Und das soll auch so bleiben, denn auch Dominik hat im elterlichen Familienunternehmen erhebliche Verantwortung übernommen und will selbstverständlich den intensiven Kontakt zu seinen „Großen“ halten. Eben genauso wie zu Nesthäkchen Friederike und das im Mai kommende Kind. „Deshalb braucht unsere Familie zwei funktionierende Haushalte“. In Marbach wird die kleine Friederike oft zärtlich von ihrer acht Jahre alten Schwester Karla umsorgt. Und regelmäßig von den beiden Kindern in Filderstadt, wenn diese an jedem zweiten Wochenende oder in den Ferien aufeinandertreffen. Dann ist Großfamilien-Zeit angesagt, in der die Kinder ihre kompletten Familienmitglieder genießen können und obendrein jeweils neue, fürsorgliche Großeltern bekommen haben. Eifersucht kennen die Mädchen beider Partner übrigens nicht. „Sie sind vielmehr richtige Freundinnen geworden, die sich gut verstehen“, sagt Mutter Nikola über das geschwisterliche Verhältnis, das freilich auch Henrik mit einbindet. Der Heranwachsende ist zwar eigentlich viel zu „cool“ für die Spiele der Jüngeren. Im Umgang mit seiner kleinen Halbschwester zeigt er sich jedoch von seiner zärtlichen Seite. Die kitzelt der kleine Wirbelwind, wie es scheint, mühelos aus allen hervor. Denn auch Dominiks Ex-Frau und sogar deren Eltern „widmen sich Friederike liebevoll“ wie das Paar berichtet. Überhaupt habe die Eineinhalbjährige Schwung in die Beziehung der Stiefgeschwister gebracht. „Friederike hat die Struktur des Geschwistergeflechts verändert“, weiß Nikola Herweg, die vor gemeinsamen Festen, wie jüngst an Weihnachten, das sie als komplette Großfamilie begangen haben, nicht zurückschreckt. Toleranz und Gelassenheit ist auf allen Seiten zu finden und hat sich problemlos im Alltag integriert. Vielleicht auch deshalb, weil die jeweiligen Partner in keinem Fall Scheidungsgrund waren.

Einziges Problem: die Wohnsituation. Die Marbacher Wohnung nämlich bietet nicht ausreichend Raum für die bald siebenköpfige Familie.
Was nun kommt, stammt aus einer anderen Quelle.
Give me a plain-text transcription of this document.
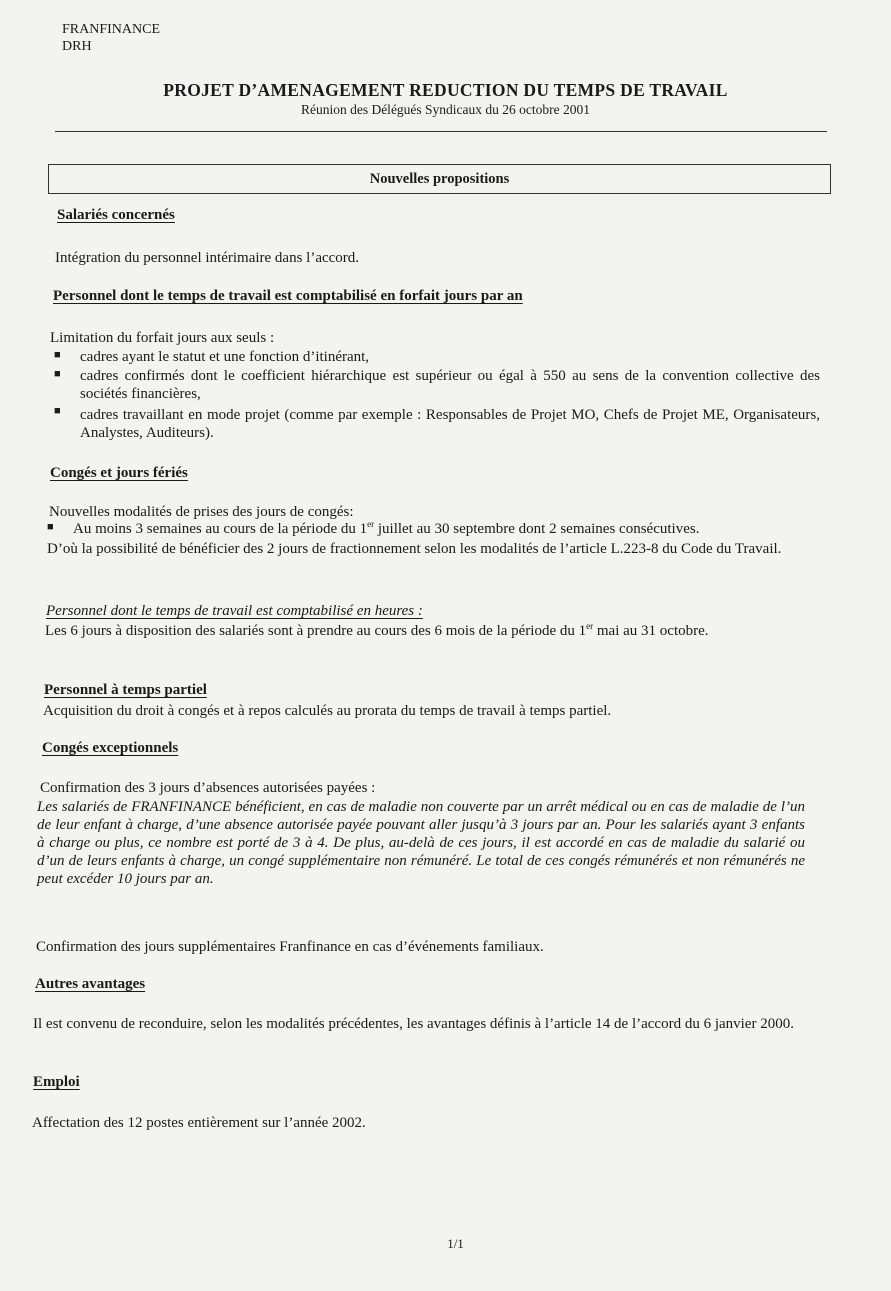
FRANFINANCE
DRH
PROJET D’AMENAGEMENT REDUCTION DU TEMPS DE TRAVAIL
Réunion des Délégués Syndicaux du 26 octobre 2001
Nouvelles propositions
Salariés concernés
Intégration du personnel intérimaire dans l’accord.
Personnel dont le temps de travail est comptabilisé en forfait jours par an
Limitation du forfait jours aux seuls :
■ cadres ayant le statut et une fonction d’itinérant,
■ cadres confirmés dont le coefficient hiérarchique est supérieur ou égal à 550 au sens de la convention collective des sociétés financières,
■ cadres travaillant en mode projet (comme par exemple : Responsables de Projet MO, Chefs de Projet ME, Organisateurs, Analystes, Auditeurs).
Congés et jours fériés
Nouvelles modalités de prises des jours de congés:
■ Au moins 3 semaines au cours de la période du 1er juillet au 30 septembre dont 2 semaines consécutives.
D’où la possibilité de bénéficier des 2 jours de fractionnement selon les modalités de l’article L.223-8 du Code du Travail.
Personnel dont le temps de travail est comptabilisé en heures :
Les 6 jours à disposition des salariés sont à prendre au cours des 6 mois de la période du 1er mai au 31 octobre.
Personnel à temps partiel
Acquisition du droit à congés et à repos calculés au prorata du temps de travail à temps partiel.
Congés exceptionnels
Confirmation des 3 jours d’absences autorisées payées :
Les salariés de FRANFINANCE bénéficient, en cas de maladie non couverte par un arrêt médical ou en cas de maladie de l’un de leur enfant à charge, d’une absence autorisée payée pouvant aller jusqu’à 3 jours par an. Pour les salariés ayant 3 enfants à charge ou plus, ce nombre est porté de 3 à 4. De plus, au-delà de ces jours, il est accordé en cas de maladie du salarié ou d’un de leurs enfants à charge, un congé supplémentaire non rémunéré. Le total de ces congés rémunérés et non rémunérés ne peut excéder 10 jours par an.
Confirmation des jours supplémentaires Franfinance en cas d’événements familiaux.
Autres avantages
Il est convenu de reconduire, selon les modalités précédentes, les avantages définis à l’article 14 de l’accord du 6 janvier 2000.
Emploi
Affectation des 12 postes entièrement sur l’année 2002.
1/1
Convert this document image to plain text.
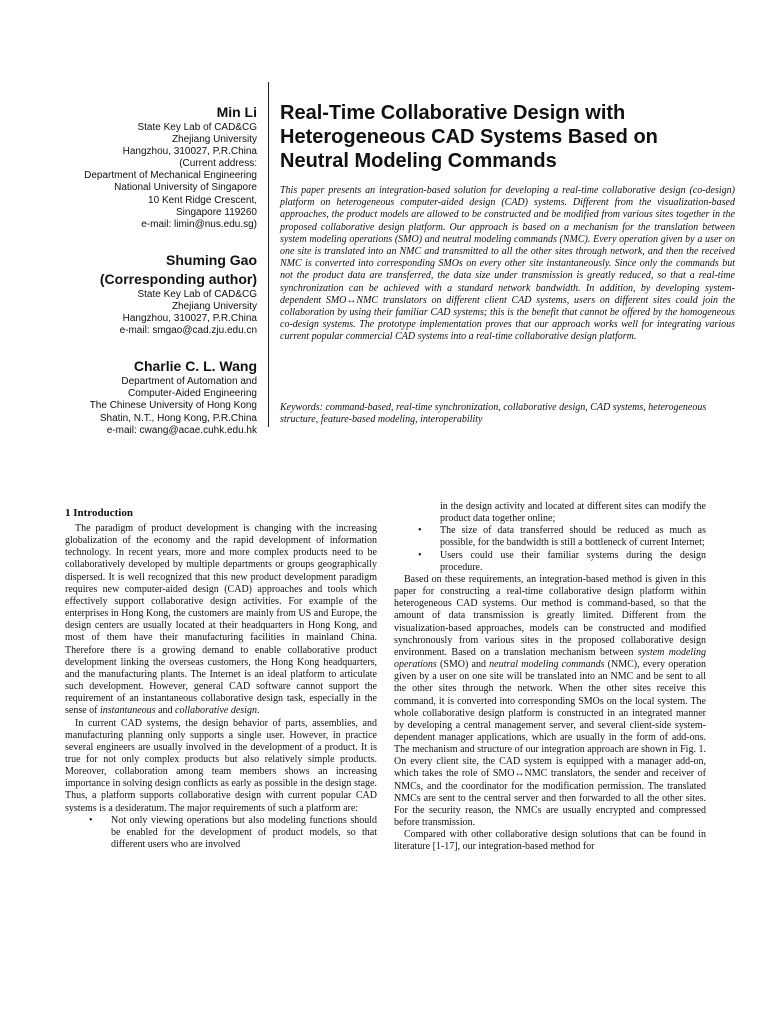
Min Li
State Key Lab of CAD&CG
Zhejiang University
Hangzhou, 310027, P.R.China
(Current address:
Department of Mechanical Engineering
National University of Singapore
10 Kent Ridge Crescent,
Singapore 119260
e-mail: limin@nus.edu.sg)
Shuming Gao
(Corresponding author)
State Key Lab of CAD&CG
Zhejiang University
Hangzhou, 310027, P.R.China
e-mail: smgao@cad.zju.edu.cn
Charlie C. L. Wang
Department of Automation and
Computer-Aided Engineering
The Chinese University of Hong Kong
Shatin, N.T., Hong Kong, P.R.China
e-mail: cwang@acae.cuhk.edu.hk
Real-Time Collaborative Design with Heterogeneous CAD Systems Based on Neutral Modeling Commands

This paper presents an integration-based solution for developing a real-time collaborative design (co-design) platform on heterogeneous computer-aided design (CAD) systems. Different from the visualization-based approaches, the product models are allowed to be constructed and be modified from various sites together in the proposed collaborative design platform. Our approach is based on a mechanism for the translation between system modeling operations (SMO) and neutral modeling commands (NMC). Every operation given by a user on one site is translated into an NMC and transmitted to all the other sites through network, and then the received NMC is converted into corresponding SMOs on every other site instantaneously. Since only the commands but not the product data are transferred, the data size under transmission is greatly reduced, so that a real-time synchronization can be achieved with a standard network bandwidth. In addition, by developing system-dependent SMO↔NMC translators on different client CAD systems, users on different sites could join the collaboration by using their familiar CAD systems; this is the benefit that cannot be offered by the homogeneous co-design systems. The prototype implementation proves that our approach works well for integrating various current popular commercial CAD systems into a real-time collaborative design platform.

Keywords: command-based, real-time synchronization, collaborative design, CAD systems, heterogeneous structure, feature-based modeling, interoperability

1 Introduction

The paradigm of product development is changing with the increasing globalization of the economy and the rapid development of information technology. In recent years, more and more complex products need to be collaboratively developed by multiple departments or groups geographically dispersed. It is well recognized that this new product development paradigm requires new computer-aided design (CAD) approaches and tools which effectively support collaborative design activities. For example of the enterprises in Hong Kong, the customers are mainly from US and Europe, the design centers are usually located at their headquarters in Hong Kong, and most of them have their manufacturing facilities in mainland China. Therefore there is a growing demand to enable collaborative product development linking the overseas customers, the Hong Kong headquarters, and the manufacturing plants. The Internet is an ideal platform to articulate such development. However, general CAD software cannot support the requirement of an instantaneous collaborative design task, especially in the sense of instantaneous and collaborative design.

In current CAD systems, the design behavior of parts, assemblies, and manufacturing planning only supports a single user. However, in practice several engineers are usually involved in the development of a product. It is true for not only complex products but also relatively simple products. Moreover, collaboration among team members shows an increasing importance in solving design conflicts as early as possible in the design stage. Thus, a platform supports collaborative design with current popular CAD systems is a desideratum. The major requirements of such a platform are:

• Not only viewing operations but also modeling functions should be enabled for the development of product models, so that different users who are involved
in the design activity and located at different sites can modify the product data together online;
• The size of data transferred should be reduced as much as possible, for the bandwidth is still a bottleneck of current Internet;
• Users could use their familiar systems during the design procedure.

Based on these requirements, an integration-based method is given in this paper for constructing a real-time collaborative design platform within heterogeneous CAD systems. Our method is command-based, so that the amount of data transmission is greatly limited. Different from the visualization-based approaches, models can be constructed and modified synchronously from various sites in the proposed collaborative design environment. Based on a translation mechanism between system modeling operations (SMO) and neutral modeling commands (NMC), every operation given by a user on one site will be translated into an NMC and be sent to all the other sites through the network. When the other sites receive this command, it is converted into corresponding SMOs on the local system. The whole collaborative design platform is constructed in an integrated manner by developing a central management server, and several client-side system-dependent manager applications, which are usually in the form of add-ons. The mechanism and structure of our integration approach are shown in Fig. 1. On every client site, the CAD system is equipped with a manager add-on, which takes the role of SMO↔NMC translators, the sender and receiver of NMCs, and the coordinator for the modification permission. The translated NMCs are sent to the central server and then forwarded to all the other sites. For the security reason, the NMCs are usually encrypted and compressed before transmission.

Compared with other collaborative design solutions that can be found in literature [1-17], our integration-based method for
Trotz eifrigen Suchens hat das Paar kein geeignetes Objekt zum Mieten gefunden. „Früher habe ich nie recht glauben wollen, dass die deutsche Gesellschaft so kinderunfreundlich wie oft behauptet ist“, sagt die Mutter. „Doch allmählich befürchte ich tatsächlich, dass man mit kleinen Kindern nicht willkommen ist.“ Deshalb ist die Suche nun auf den Hauskauf ausgeweitet worden. Über Hinweise freuen sich die Eltern.